Rigorous statistics are often at odds with the needs of modern, product-driven companies to move fast and ship fast. Statistics are all about probabilities, and the more data, the better the accuracy of the predictions. Product led organizations are all about building the smallest part of a project which can add value as fast as possible, and then iterating quickly, looking for signals of product market fit. The Venn diagram of these two areas overlap with A/B testing, but this creates a tension between the statistics and the need to move fast.
If we all had enormous amounts of traffic to test against, and infinite time to do these tests, we would make almost perfect decisions. Realistically, pressures of shipping fast often cause us to make calls on less than perfect data. These pressures can happen when metrics appear to be doing especially well or poorly, or if there are time constraints. You can, of course, stop a test whenever you like, as long as you’re aware of what this does to your statistics.
User behavior data has a lot of random variation, and this creates a noisy signal (it’s also a reason why trend data — data over time — is largely meaningless in A/B testing contexts). If samples are small you’re more likely looking at noise than if samples are large. The more sample sizes increase, the more this noise is averaged out. Furthermore, if you’re using a Frequentist approach, your statistics only become actionable when the predetermined sample sizes are reached — otherwise you’re falling into the peeking problem, the subject of many articles. If you’re using statistics which are less susceptible to peeking, like Bayesian or Sequential, you can peek and make decisions.
In all these contexts, some data is absolutely better than no data, but without finishing a test you increase the odds of picking the wrong variation, and you lose the resolution on the most probable outcome. In short, you increase the risk of making a decision. The question that every experimentation program should be asking then is, what is your appetite for risk?
Risk
Most A/B testing statistics give you the chance to beat baseline/control as the probability that your variation is at least better than other control variation. But this measure gives no indication as to the amount better or worse it will be. If you’re forced to make decisions without perfect data, wouldn’t it be great to have some indication of what risks you’re taking? You would like to know, if you call the test now, and you’re wrong about which variation you implement, what the likely negative impact would be. The good news is that Bayesian statistics give us just such a measure.
This risk, also known as potential loss, that Bayesian statistics provide can be interpreted as “When B is worse than A, if I choose B, how many conversions am I expected to lose?” It can replace the P-value as a decision rule, or stopping rule for A/B testing — that is, you can call your tests if the risks go below (or above) your risk tolerance thresholds, instead of using other values. If you want to read more about how risk is calculated, you can read Itamar Faran’s excellent article: How To Do Bayesian A/B Testing at Scale.
Growth Book recently implemented this same risk measure (with the help of Itamar) into our open-source A/B testing platform. This measure empowers teams to call tests earlier and be aware of the risks they are taking in doing so.

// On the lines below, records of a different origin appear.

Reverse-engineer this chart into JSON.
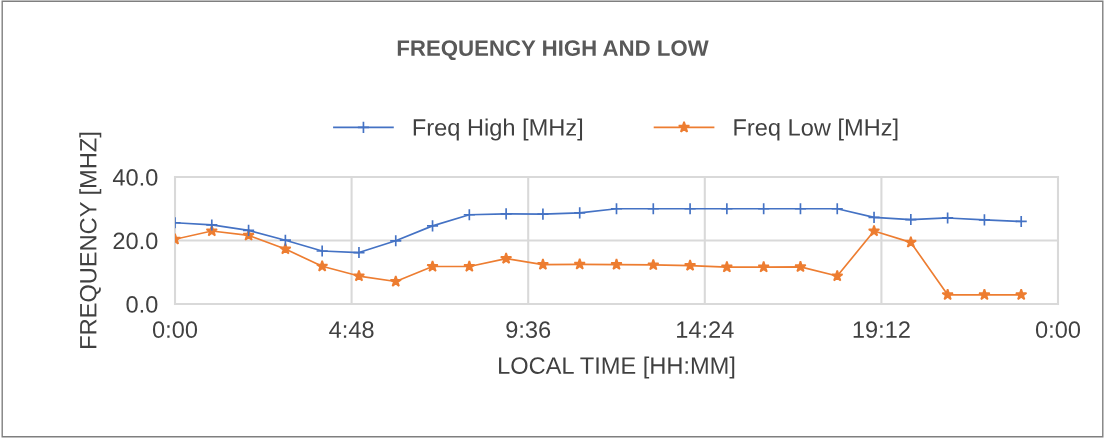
{
  "chart_data": {
    "type": "line",
    "title": "FREQUENCY HIGH AND LOW",
    "xlabel": "LOCAL TIME [HH:MM]",
    "ylabel": "FREQUENCY [MHZ]",
    "x": [
      0,
      1,
      2,
      3,
      4,
      5,
      6,
      7,
      8,
      9,
      10,
      11,
      12,
      13,
      14,
      15,
      16,
      17,
      18,
      19,
      20,
      21,
      22,
      23
    ],
    "series": [
      {
        "name": "Freq High [MHz]",
        "color": "#4472c4",
        "marker": "cross",
        "values": [
          25.6,
          24.9,
          23.2,
          20.1,
          16.7,
          16.2,
          19.9,
          24.6,
          28.1,
          28.4,
          28.3,
          28.7,
          30,
          30,
          30,
          30,
          30,
          30,
          30,
          27.3,
          26.6,
          27.1,
          26.5,
          26.0
        ]
      },
      {
        "name": "Freq Low [MHz]",
        "color": "#ed7d31",
        "marker": "star",
        "values": [
          20.4,
          23,
          21.6,
          17.3,
          11.9,
          8.8,
          7.1,
          11.8,
          11.8,
          14.3,
          12.4,
          12.5,
          12.4,
          12.3,
          12.1,
          11.6,
          11.6,
          11.7,
          8.8,
          23,
          19.4,
          2.9,
          2.9,
          2.9
        ]
      }
    ],
    "xlim": [
      0,
      24
    ],
    "xticks": [
      {
        "value": 0,
        "label": "0:00"
      },
      {
        "value": 4.8,
        "label": "4:48"
      },
      {
        "value": 9.6,
        "label": "9:36"
      },
      {
        "value": 14.4,
        "label": "14:24"
      },
      {
        "value": 19.2,
        "label": "19:12"
      },
      {
        "value": 24,
        "label": "0:00"
      }
    ],
    "ylim": [
      0,
      40
    ],
    "yticks": [
      {
        "value": 0,
        "label": "0.0"
      },
      {
        "value": 20,
        "label": "20.0"
      },
      {
        "value": 40,
        "label": "40.0"
      }
    ],
    "grid": true,
    "legend": "top",
    "line_style": "solid"
  }
}
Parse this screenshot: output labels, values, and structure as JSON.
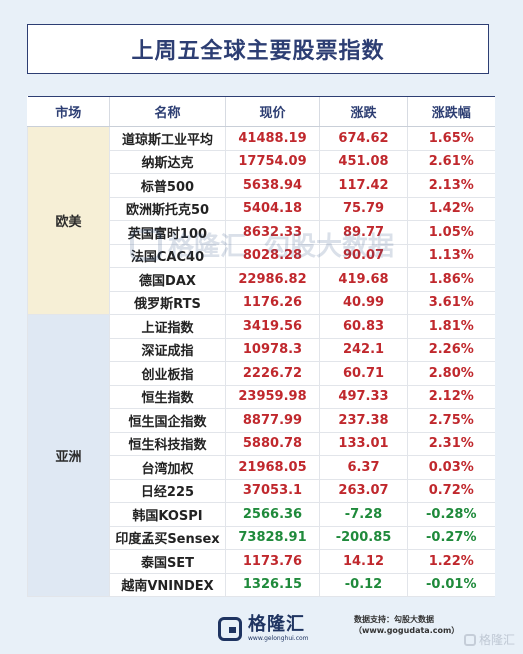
{
  "title": "上周五全球主要股票指数",
  "headers": [
    "市场",
    "名称",
    "现价",
    "涨跌",
    "涨跌幅"
  ],
  "markets": {
    "eu": "欧美",
    "asia": "亚洲"
  },
  "rows": [
    {
      "name": "道琼斯工业平均",
      "price": "41488.19",
      "change": "674.62",
      "pct": "1.65%",
      "dir": "up"
    },
    {
      "name": "纳斯达克",
      "price": "17754.09",
      "change": "451.08",
      "pct": "2.61%",
      "dir": "up"
    },
    {
      "name": "标普500",
      "price": "5638.94",
      "change": "117.42",
      "pct": "2.13%",
      "dir": "up"
    },
    {
      "name": "欧洲斯托克50",
      "price": "5404.18",
      "change": "75.79",
      "pct": "1.42%",
      "dir": "up"
    },
    {
      "name": "英国富时100",
      "price": "8632.33",
      "change": "89.77",
      "pct": "1.05%",
      "dir": "up"
    },
    {
      "name": "法国CAC40",
      "price": "8028.28",
      "change": "90.07",
      "pct": "1.13%",
      "dir": "up"
    },
    {
      "name": "德国DAX",
      "price": "22986.82",
      "change": "419.68",
      "pct": "1.86%",
      "dir": "up"
    },
    {
      "name": "俄罗斯RTS",
      "price": "1176.26",
      "change": "40.99",
      "pct": "3.61%",
      "dir": "up"
    },
    {
      "name": "上证指数",
      "price": "3419.56",
      "change": "60.83",
      "pct": "1.81%",
      "dir": "up"
    },
    {
      "name": "深证成指",
      "price": "10978.3",
      "change": "242.1",
      "pct": "2.26%",
      "dir": "up"
    },
    {
      "name": "创业板指",
      "price": "2226.72",
      "change": "60.71",
      "pct": "2.80%",
      "dir": "up"
    },
    {
      "name": "恒生指数",
      "price": "23959.98",
      "change": "497.33",
      "pct": "2.12%",
      "dir": "up"
    },
    {
      "name": "恒生国企指数",
      "price": "8877.99",
      "change": "237.38",
      "pct": "2.75%",
      "dir": "up"
    },
    {
      "name": "恒生科技指数",
      "price": "5880.78",
      "change": "133.01",
      "pct": "2.31%",
      "dir": "up"
    },
    {
      "name": "台湾加权",
      "price": "21968.05",
      "change": "6.37",
      "pct": "0.03%",
      "dir": "up"
    },
    {
      "name": "日经225",
      "price": "37053.1",
      "change": "263.07",
      "pct": "0.72%",
      "dir": "up"
    },
    {
      "name": "韩国KOSPI",
      "price": "2566.36",
      "change": "-7.28",
      "pct": "-0.28%",
      "dir": "down"
    },
    {
      "name": "印度孟买Sensex",
      "price": "73828.91",
      "change": "-200.85",
      "pct": "-0.27%",
      "dir": "down"
    },
    {
      "name": "泰国SET",
      "price": "1173.76",
      "change": "14.12",
      "pct": "1.22%",
      "dir": "up"
    },
    {
      "name": "越南VNINDEX",
      "price": "1326.15",
      "change": "-0.12",
      "pct": "-0.01%",
      "dir": "down"
    }
  ],
  "footer": {
    "logo_cn": "格隆汇",
    "logo_url": "www.gelonghui.com",
    "source": "数据支持：勾股大数据（www.gogudata.com）",
    "watermark": "格隆汇"
  },
  "center_watermark": {
    "left": "格隆汇",
    "right": "勾股大数据"
  },
  "colors": {
    "up": "#c0282d",
    "down": "#1f8a3b",
    "accent": "#2d3e73"
  }
}
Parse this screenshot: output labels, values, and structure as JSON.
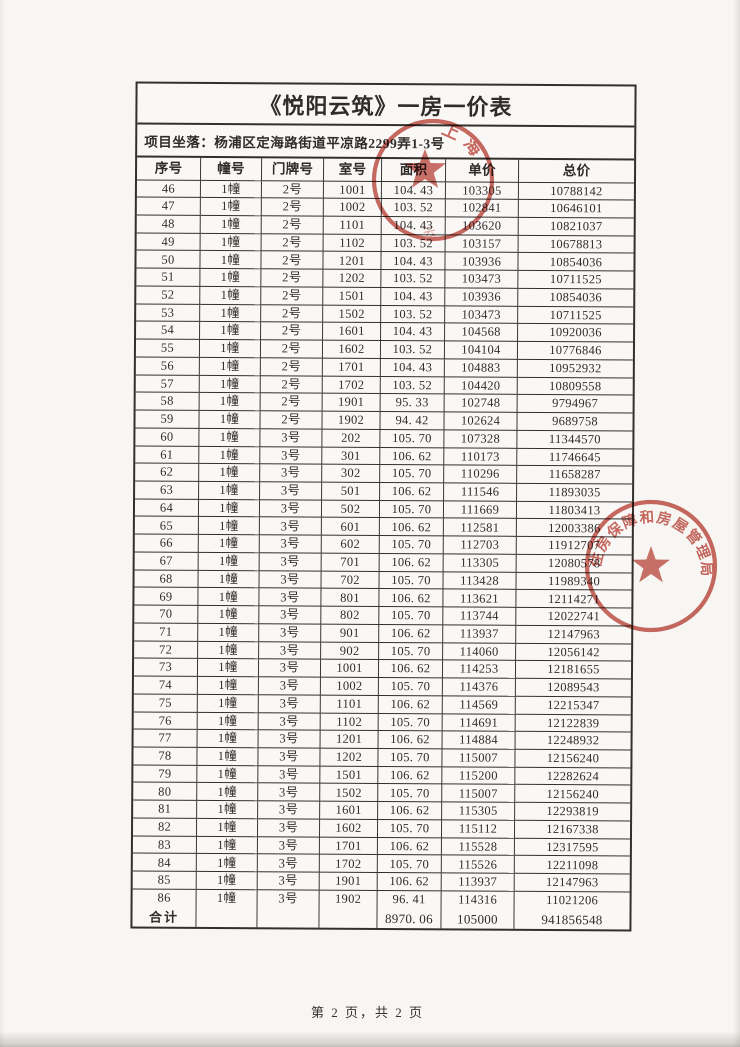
{
  "document": {
    "title": "《悦阳云筑》一房一价表",
    "location_label": "项目坐落：",
    "location": "杨浦区定海路街道平凉路2299弄1-3号",
    "page_footer": "第 2 页，共 2 页"
  },
  "table": {
    "columns": [
      "序号",
      "幢号",
      "门牌号",
      "室号",
      "面积",
      "单价",
      "总价"
    ],
    "rows": [
      [
        "46",
        "1幢",
        "2号",
        "1001",
        "104. 43",
        "103305",
        "10788142"
      ],
      [
        "47",
        "1幢",
        "2号",
        "1002",
        "103. 52",
        "102841",
        "10646101"
      ],
      [
        "48",
        "1幢",
        "2号",
        "1101",
        "104. 43",
        "103620",
        "10821037"
      ],
      [
        "49",
        "1幢",
        "2号",
        "1102",
        "103. 52",
        "103157",
        "10678813"
      ],
      [
        "50",
        "1幢",
        "2号",
        "1201",
        "104. 43",
        "103936",
        "10854036"
      ],
      [
        "51",
        "1幢",
        "2号",
        "1202",
        "103. 52",
        "103473",
        "10711525"
      ],
      [
        "52",
        "1幢",
        "2号",
        "1501",
        "104. 43",
        "103936",
        "10854036"
      ],
      [
        "53",
        "1幢",
        "2号",
        "1502",
        "103. 52",
        "103473",
        "10711525"
      ],
      [
        "54",
        "1幢",
        "2号",
        "1601",
        "104. 43",
        "104568",
        "10920036"
      ],
      [
        "55",
        "1幢",
        "2号",
        "1602",
        "103. 52",
        "104104",
        "10776846"
      ],
      [
        "56",
        "1幢",
        "2号",
        "1701",
        "104. 43",
        "104883",
        "10952932"
      ],
      [
        "57",
        "1幢",
        "2号",
        "1702",
        "103. 52",
        "104420",
        "10809558"
      ],
      [
        "58",
        "1幢",
        "2号",
        "1901",
        "95. 33",
        "102748",
        "9794967"
      ],
      [
        "59",
        "1幢",
        "2号",
        "1902",
        "94. 42",
        "102624",
        "9689758"
      ],
      [
        "60",
        "1幢",
        "3号",
        "202",
        "105. 70",
        "107328",
        "11344570"
      ],
      [
        "61",
        "1幢",
        "3号",
        "301",
        "106. 62",
        "110173",
        "11746645"
      ],
      [
        "62",
        "1幢",
        "3号",
        "302",
        "105. 70",
        "110296",
        "11658287"
      ],
      [
        "63",
        "1幢",
        "3号",
        "501",
        "106. 62",
        "111546",
        "11893035"
      ],
      [
        "64",
        "1幢",
        "3号",
        "502",
        "105. 70",
        "111669",
        "11803413"
      ],
      [
        "65",
        "1幢",
        "3号",
        "601",
        "106. 62",
        "112581",
        "12003386"
      ],
      [
        "66",
        "1幢",
        "3号",
        "602",
        "105. 70",
        "112703",
        "11912707"
      ],
      [
        "67",
        "1幢",
        "3号",
        "701",
        "106. 62",
        "113305",
        "12080578"
      ],
      [
        "68",
        "1幢",
        "3号",
        "702",
        "105. 70",
        "113428",
        "11989340"
      ],
      [
        "69",
        "1幢",
        "3号",
        "801",
        "106. 62",
        "113621",
        "12114271"
      ],
      [
        "70",
        "1幢",
        "3号",
        "802",
        "105. 70",
        "113744",
        "12022741"
      ],
      [
        "71",
        "1幢",
        "3号",
        "901",
        "106. 62",
        "113937",
        "12147963"
      ],
      [
        "72",
        "1幢",
        "3号",
        "902",
        "105. 70",
        "114060",
        "12056142"
      ],
      [
        "73",
        "1幢",
        "3号",
        "1001",
        "106. 62",
        "114253",
        "12181655"
      ],
      [
        "74",
        "1幢",
        "3号",
        "1002",
        "105. 70",
        "114376",
        "12089543"
      ],
      [
        "75",
        "1幢",
        "3号",
        "1101",
        "106. 62",
        "114569",
        "12215347"
      ],
      [
        "76",
        "1幢",
        "3号",
        "1102",
        "105. 70",
        "114691",
        "12122839"
      ],
      [
        "77",
        "1幢",
        "3号",
        "1201",
        "106. 62",
        "114884",
        "12248932"
      ],
      [
        "78",
        "1幢",
        "3号",
        "1202",
        "105. 70",
        "115007",
        "12156240"
      ],
      [
        "79",
        "1幢",
        "3号",
        "1501",
        "106. 62",
        "115200",
        "12282624"
      ],
      [
        "80",
        "1幢",
        "3号",
        "1502",
        "105. 70",
        "115007",
        "12156240"
      ],
      [
        "81",
        "1幢",
        "3号",
        "1601",
        "106. 62",
        "115305",
        "12293819"
      ],
      [
        "82",
        "1幢",
        "3号",
        "1602",
        "105. 70",
        "115112",
        "12167338"
      ],
      [
        "83",
        "1幢",
        "3号",
        "1701",
        "106. 62",
        "115528",
        "12317595"
      ],
      [
        "84",
        "1幢",
        "3号",
        "1702",
        "105. 70",
        "115526",
        "12211098"
      ],
      [
        "85",
        "1幢",
        "3号",
        "1901",
        "106. 62",
        "113937",
        "12147963"
      ],
      [
        "86",
        "1幢",
        "3号",
        "1902",
        "96. 41",
        "114316",
        "11021206"
      ]
    ],
    "total_row": [
      "合计",
      "",
      "",
      "",
      "8970. 06",
      "105000",
      "941856548"
    ]
  },
  "stamps": {
    "color": "#bf4a40",
    "stamp1": {
      "arc_text": "上海",
      "faint_text": "云"
    },
    "stamp2": {
      "arc_text": "住房保障和房屋管理局"
    }
  }
}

In the above example, both metrics are up, but only have about a 78% chance of beating the control, well short of the typical 95% threshold. However, neither one appears to be very risky. If you stop the test now and choose the variation and you’re wrong, your metrics would only be down less than a percent. Depending on your business, that may be good enough and you can move onto the next experiment without wasting valuable time.
The combination of Chance to Beat Control, Risk, and a Percent Change confidence interval gives experimenters everything they need to make decisions quickly without sacrificing statistical accuracy.